Il pleuvait des oiseaux by Jocelyne Saucier
Montréal. XYZ. 2011. ISBN 9782892616040
In the early decades of the twentieth century, a number of devastating forest fires swept through northern Ontario, leaving behind a lasting legacy of loss, legislation, and legend. Alone or together, the Great Porcupine Fire (1911), the Great Matheson Fire (1916), and the Great Fire of Hayleybury (1922) would provide perfect material for a compelling work of natural-disaster fiction or creative nonfiction. Instead, Il pleuvait des oiseaux, Jocelyne Saucier’s fourth and most accomplished novel to date, uses the great fires as a meta-historical device to deliver a sleek modern parable on freedom and survival through reciprocity and interdependence.
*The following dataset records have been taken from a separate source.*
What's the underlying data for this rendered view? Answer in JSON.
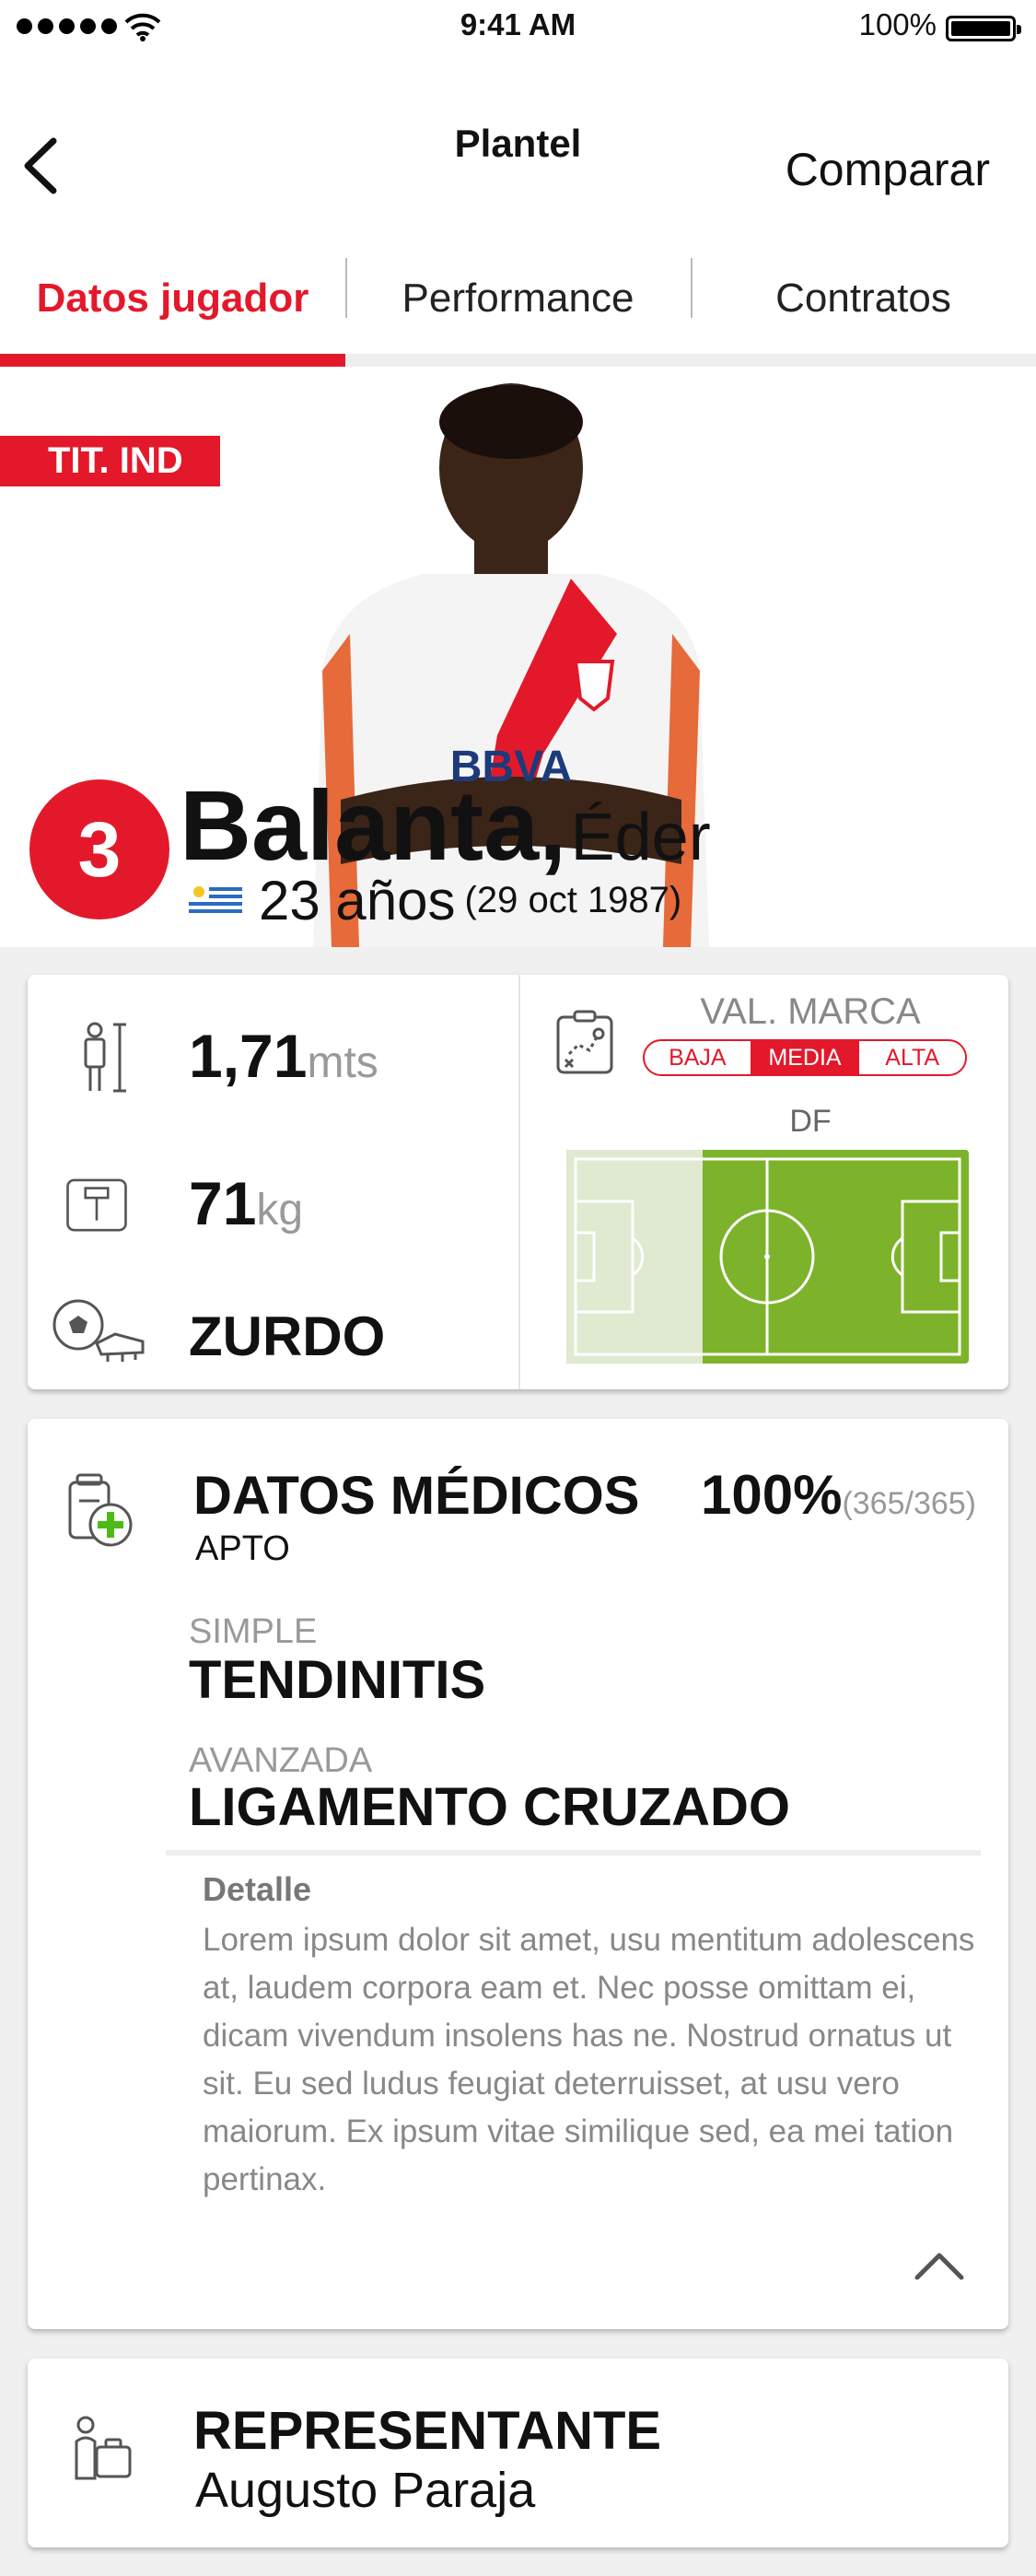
{
  "status_bar": {
    "time": "9:41 AM",
    "battery": "100%"
  },
  "nav": {
    "title": "Plantel",
    "compare": "Comparar"
  },
  "tabs": [
    {
      "label": "Datos jugador",
      "active": true
    },
    {
      "label": "Performance",
      "active": false
    },
    {
      "label": "Contratos",
      "active": false
    }
  ],
  "player": {
    "badge": "TIT. IND",
    "number": "3",
    "last_name": "Balanta,",
    "first_name": "Éder",
    "age": "23 años",
    "dob": "(29 oct 1987)",
    "flag": "uruguay-flag"
  },
  "stats": {
    "height_value": "1,71",
    "height_unit": "mts",
    "weight_value": "71",
    "weight_unit": "kg",
    "foot": "ZURDO",
    "market_label": "VAL. MARCA",
    "market_options": [
      "BAJA",
      "MEDIA",
      "ALTA"
    ],
    "market_selected": "MEDIA",
    "position": "DF"
  },
  "medical": {
    "title": "DATOS MÉDICOS",
    "status": "APTO",
    "percent": "100%",
    "days": "(365/365)",
    "injuries": [
      {
        "level": "SIMPLE",
        "name": "TENDINITIS"
      },
      {
        "level": "AVANZADA",
        "name": "LIGAMENTO CRUZADO"
      }
    ],
    "detail_label": "Detalle",
    "detail_text": "Lorem ipsum dolor sit amet, usu mentitum adolescens at, laudem corpora eam et. Nec posse omittam ei, dicam vivendum insolens has ne. Nostrud ornatus ut sit. Eu sed ludus feugiat deterruisset, at usu vero maiorum. Ex ipsum vitae similique sed, ea mei tation pertinax."
  },
  "agent": {
    "title": "REPRESENTANTE",
    "name": "Augusto Paraja"
  },
  "colors": {
    "accent": "#e3192b",
    "pitch": "#7cb32a",
    "pitch_light": "#dfead0"
  }
}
Like Saucier’s previous novels, Il pleuvait des oiseaux employs an unnamed, middle-aged, female protagonist in a first- and third-person narrative mode. But unlike the teacher of the candidly disturbing La vie comme une image (1996; Eng. House of Sighs, 2001), or the journalist of Jeanne sur les routes (2006; Eng. Jeanne’s Road, 2010), the photographer whose quest shapes the current story finds herself part of a nascent family of sorts, rather than retracing the dissolution of her own. In fact, all we learn about her past concerns her photography (which she practices “à l’ancienne,” with a large-format bellows camera mounted on a tripod), and particularly her recent decision to switch from natural subjects to close-up portraits of survivors of the great fires. It is a race against time and its palliatives (oblivion, memory, and fabrication), and by the time she locates her last and most elusive subject—the legendary Boychuck, the “boy who wandered among the smoking rubble of the Matheson Fire”—he has just passed away. “Died of his own death,” declare half-proudly, half-defensively Charlie and Tom, the two octogenarians who share Boychuck’s hermitage in the woods and its odd support system (Steve, the unlikely manager of a nearby dilapidated hotel, and Bruno, who visits them periodically to tend his marijuana plantation and bring supplies and company to the old men).
With the departure of Boychuck and the arrival of not one but two women (the other being Bruno’s aunt, Marie-Desneige, an eighty-two-year-old escapee from the mental hospital to which she was unjustly committed at age sixteen), the original masculine hideaway ripens into a peculiar utopia of pragmatically interdependent, reciprocally caring relationships, and, most tenderly, mature love. Although short-lived, the “little lake community” will last long enough for its members to attain the highest form of freedom: the freedom to survive their own selves, to start a new life, and to choose the way they want to live it, if not also end it (a tiny bottle of strychnine, carefully preserved in each cabin, acts as a constant reminder of this). It will last long enough for the photographer to complete her own project—not, as originally planned, by interviewing and photographing the legendary Boychuck, but by analyzing and deciphering, with the help of Marie-Desneige, his lifelong nightmares, as he painstakingly and obsessively depicted them in the hundreds of paintings found after his death.
Winner of the 2011 Prix des Cinq continents de la Francophonie, Il pleuvait des oiseaux is a fresh and elegant reminder of Canada’s—and Quebec’s—unique role in forging literary fiction that smartly combines North American land- and mindscapes with European storytelling traditions and styles. (Editorial note: Il pleuvait des oiseaux will be available in English translation from Coach House Books as And the Birds Rained Down in October 2012.)